Summer of 2006 nine year-old me realized something wasn’t right with me. I had had a lot of bad experiences over the previous year, and I was noticing pretty big changes in me: I was growing timid, fearful and anxious, lost my drive, and, frankly, began longing to end my life on a regular basis. I told my mum I wanted help, and by the end of the year I had my diagnosis to the illness that has defined my life: Clinical Depression.
In my memory, there is a pretty clean break between the me before I picked up these traits, a smart, confident kid with actual social skills, and the person I’ve been ever since. I don’t really identify as the same person; I feel like I’m renting his body in his absence, and everything I achieve with the help of knowledge he gained before I replaced him, be they good grades from his studies (kid me wanted to learn anything he could, which has been rather helpful for me), or a certain level of passive charm or charisma that gets people to like me despite my lacking social skills, feels woefully unearned to me. After all, none of it is on my own merit. Needless to say, developing a sense of self worth has been difficult.
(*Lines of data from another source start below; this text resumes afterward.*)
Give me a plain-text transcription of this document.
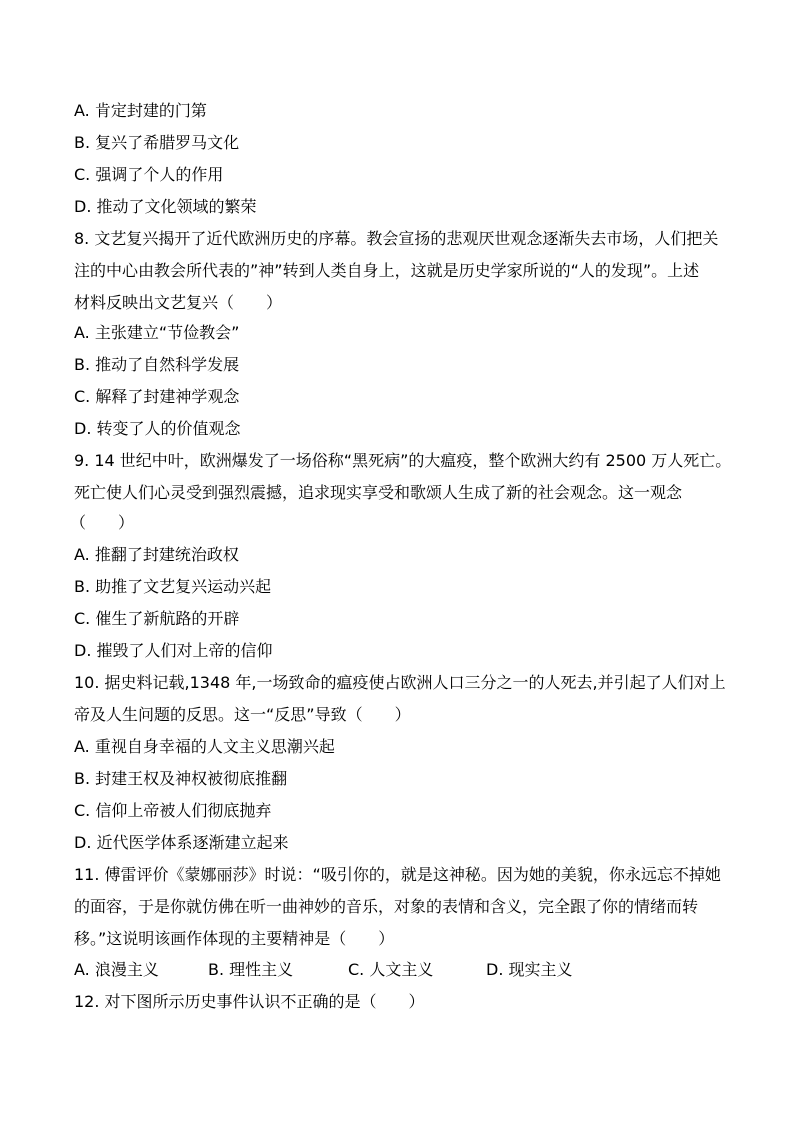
A. 肯定封建的门第
B. 复兴了希腊罗马文化
C. 强调了个人的作用
D. 推动了文化领域的繁荣
8. 文艺复兴揭开了近代欧洲历史的序幕。教会宣扬的悲观厌世观念逐渐失去市场，人们把关
注的中心由教会所代表的”神”转到人类自身上，这就是历史学家所说的“人的发现”。上述
材料反映出文艺复兴（　　）
A. 主张建立“节俭教会”
B. 推动了自然科学发展
C. 解释了封建神学观念
D. 转变了人的价值观念
9. 14 世纪中叶，欧洲爆发了一场俗称“黑死病”的大瘟疫，整个欧洲大约有 2500 万人死亡。
死亡使人们心灵受到强烈震撼，追求现实享受和歌颂人生成了新的社会观念。这一观念
（　　）
A. 推翻了封建统治政权
B. 助推了文艺复兴运动兴起
C. 催生了新航路的开辟
D. 摧毁了人们对上帝的信仰
10. 据史料记载,1348 年,一场致命的瘟疫使占欧洲人口三分之一的人死去,并引起了人们对上
帝及人生问题的反思。这一“反思”导致（　　）
A. 重视自身幸福的人文主义思潮兴起
B. 封建王权及神权被彻底推翻
C. 信仰上帝被人们彻底抛弃
D. 近代医学体系逐渐建立起来
11. 傅雷评价《蒙娜丽莎》时说：“吸引你的，就是这神秘。因为她的美貌，你永远忘不掉她
的面容，于是你就仿佛在听一曲神妙的音乐，对象的表情和含义，完全跟了你的情绪而转
移。”这说明该画作体现的主要精神是（　　）
A. 浪漫主义	B. 理性主义	C. 人文主义	D. 现实主义
12. 对下图所示历史事件认识不正确的是（　　）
Honestly, a lot of these issues still plague me. But almost ten years later, Spring of 2015, I found the most important stepping stone on my path to recovery: A little show called The Tatami Galaxy. Most of the people reading this have probably already seen Tatami, but in short (Spoiler warning), it shows the various possible lives of one unhappy and extremely self-conscious college student, in which he has various misadventures which inevitably lead him further and further away from his ideal life. After nine episodes of this, he gets fed up, and his next life embodies that: he shuts himself off completely, barely leaves his dorm room, doesn’t make any friends, nothing… until he finds he truly no longer can go outside, as his room has turned into his entire world, a microuniverse of 4.5 tatami rooms (hence the name). As he explores the various iterations of his room, he finds traces of his other lives, and he comes to realize that the busy, colourful lives the other versions of him lead are all their own kind of beautiful, just not the beautiful they were looking for. It’s up to him to break through and enjoy his life. Which he does. It’s spectacular. Watch Tatami Galaxy.
That realization changed me fundamentally. It was a lesson I desperately needed to learn, and I came out of the theatre as a different person. I managed to shed one of the shells keeping me locked down; no longer was I just the substitute for a better person, I could take some steps to living a real life, I just had to accept that this was my life. It sounds cheesy and silly, but for the first time since I broke as a kid, I felt hope. The changes it made to my life were huge. I wasn’t even suicidal anymore! That’s my origin story, for all of you who’ve never heard it before! It was also around that time that I first started thinking about gender and stuff, but that’s a story for another time.
Now all that relentless positivity probably doesn’t quite sound like the girl you all know. The last year has been bad for me and bad for my sanity, starting with the feeling of powerlessness regarding all the awful politics happening across the world, but especially threatening my friends in the US, and a ton of mental pressure from an unhealthy relationship I wrote about earlier, at times getting me /this/ close to suicide again. Bad stuff. As has become a (worrying) habit since Tatami saved me, I looked to anime to find a new light in me, and eventually I found one, in a place I really wasn’t expecting to find it, and in a way I really wasn’t expecting to find it.
Evangelion is a series that has established itself as a classic for quite some time now, and there probably aren’t many angles left for me to explore. That said, I want to talk about Instrumentality. In Instrumentality, every human turns to nothing; they give up their individual realities for the promise of eternal bliss in a comfortable void. The parallels to the allure of suicide are rather blatant. It’s the ultimate escape from the fears and hardships and stress of our lives. But as the college student who shut out the world also found, retreating from life is only fun when there’s an alternative, when there’s a life to return to. Ultimately, Shinji rejects Instrumentality and chooses life. I don’t think my words will have the same impact, so I’ll let him speak for himself:
Shinji rejects Instrumentality. The student leaves his room. I want to overcome myself and live my life, and I hope you will too.